Besties Even if you’re avoiding the news, you probably saw this statue of Donald Trump and Jeffrey Epstein, which showed up on the National Mall last Sept. 23rd. Now known as “Best Friends Forever,” it was erected under a permit issued for “The Secret Handshake.” Twelve feet tall and fashioned out of foam, resin, wood, and wire and painted to look like bronze, the statue was removed by the Park Police the next day, but somehow it was rescued by the anonymous owners, after which it spent time in a number of locales, winding up in front of Busboys and Poets Café on 14th and V Streets in DC. Clearly the main point is to highlight the close ties between the two men, but it is of more than passing interest (at least for us) that they’re holding hands and dancing. And those backward kicks they’re both doing—can we tawk?
Bedroom Material Let us pause to remark on the fact that an openly gay man has been named People magazine’s “Sexiest Man Alive.” His name is Jonathan Bailey, and he’s the star of the Netflix series Bridgerton, but also starred in the gay series Fellow Travelers, among other mouthwatering roles. Perhaps the choice was intended as a provocation—of course it got a rise out of the right-wing blogosphere, which took it as further evidence of moral chaos, the End of Days, etc.—but perhaps there’s an underlying message for our times.

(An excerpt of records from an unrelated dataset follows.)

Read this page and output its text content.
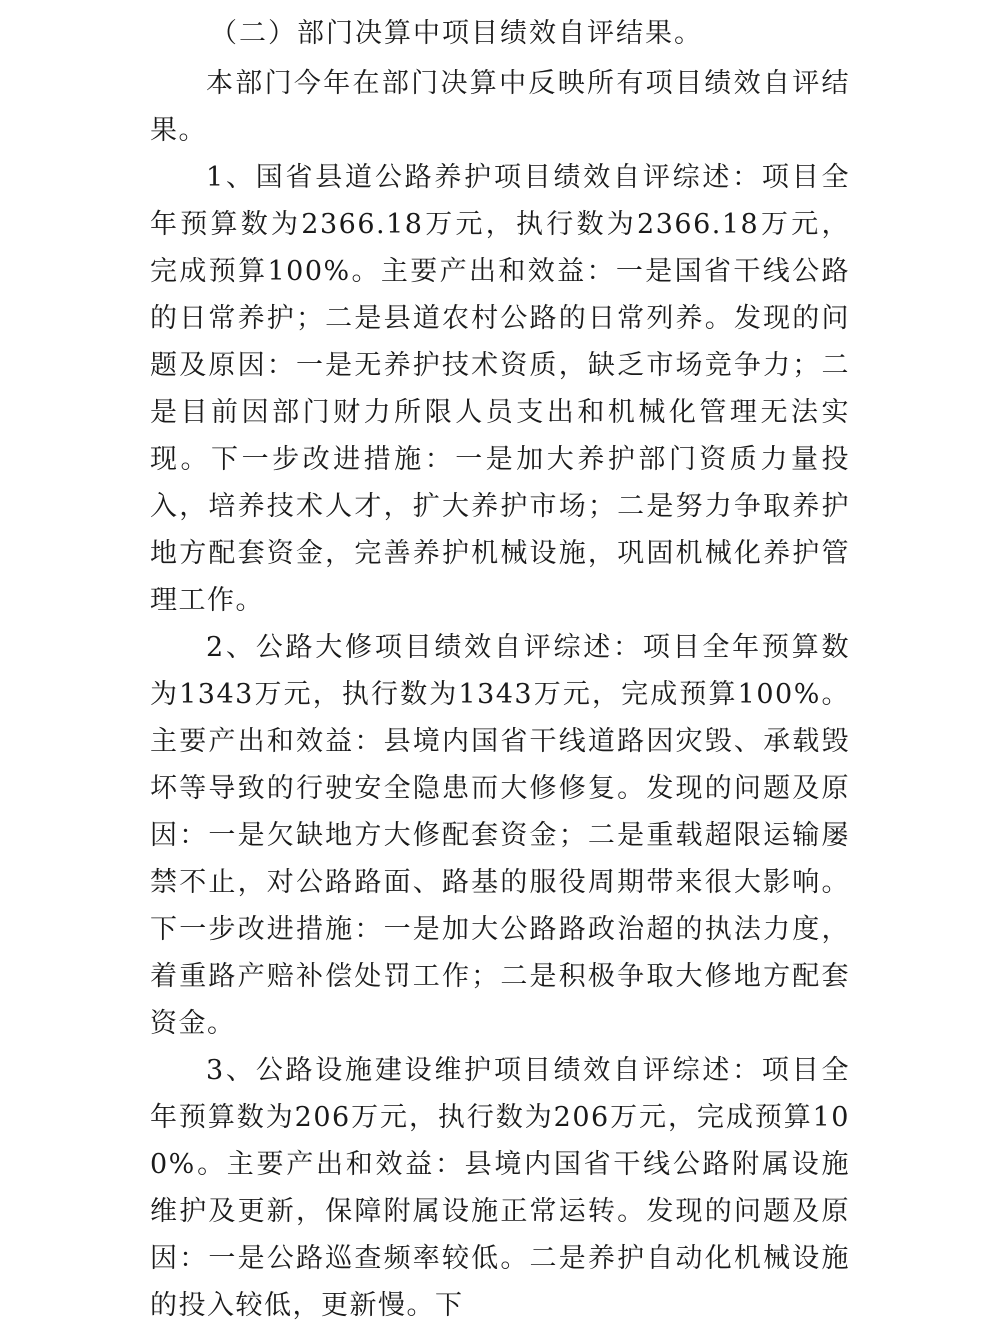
（二）部门决算中项目绩效自评结果。

本部门今年在部门决算中反映所有项目绩效自评结果。

1、国省县道公路养护项目绩效自评综述：项目全年预算数为2366.18万元，执行数为2366.18万元，完成预算100%。主要产出和效益：一是国省干线公路的日常养护；二是县道农村公路的日常列养。发现的问题及原因：一是无养护技术资质，缺乏市场竞争力；二是目前因部门财力所限人员支出和机械化管理无法实现。下一步改进措施：一是加大养护部门资质力量投入，培养技术人才，扩大养护市场；二是努力争取养护地方配套资金，完善养护机械设施，巩固机械化养护管理工作。

2、公路大修项目绩效自评综述：项目全年预算数为1343万元，执行数为1343万元，完成预算100%。主要产出和效益：县境内国省干线道路因灾毁、承载毁坏等导致的行驶安全隐患而大修修复。发现的问题及原因：一是欠缺地方大修配套资金；二是重载超限运输屡禁不止，对公路路面、路基的服役周期带来很大影响。下一步改进措施：一是加大公路路政治超的执法力度，着重路产赔补偿处罚工作；二是积极争取大修地方配套资金。

3、公路设施建设维护项目绩效自评综述：项目全年预算数为206万元，执行数为206万元，完成预算100%。主要产出和效益：县境内国省干线公路附属设施维护及更新，保障附属设施正常运转。发现的问题及原因：一是公路巡查频率较低。二是养护自动化机械设施的投入较低，更新慢。下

Underpinning the current reactionary regime is a resurgence of heterosexual men that seems like a Reconquista, with women and LGBT people among those running for cover. People’s readers and creators are largely women, and it may just be that for this readership straight men in general just don’t seem quite as hot as they used to. What’s counterintuitive about the choice of a gay man is that “the sexiest man” is meant to turn on some kind of collective sexual fantasy that a gay man is unlikely to satisfy. Nevertheless, maybe that sense of longing and frustration is precisely the mood that’s being captured.
It Wasn’t a Bitch Slap In a story that began to simmer last summer, what caught our eye, and everyone’s, was the report that France’s First Lady, Brigitte Macron, had “bitch-slapped” a woman for claiming that she (Macron) was actually a man in deep disguise. It turns out the phrase was being used metaphorically to refer to a lawsuit that Mme Macron had filed against one Candace Owens, an American who’d been making this spurious claim on her podcast. Owens, a MAGA Republican and conspiracy fabulist with a following, had already been discredited for promulgating patently false anti-Semitic myths. For whatever reason, Owens’ allegations really got under Madame’s skin—maybe it was the claim that the First Lady was really her brother Jean-Michel disguised as a women—so she sued for libel. Long story short: she prevailed in court, and Ms. Owens was ordered to pay €13,500 (about $15,000) in damages. The defense’s argument was not helped by Jean-Michel’s presence in court, though the allegation was always an absurdity. Why it was ever invented is anyone’s guess—perhaps in some tortuous way an attempt to take the focus off Trump’s troubles with Epstein while attacking both transgender people and France’s liberal prime minister.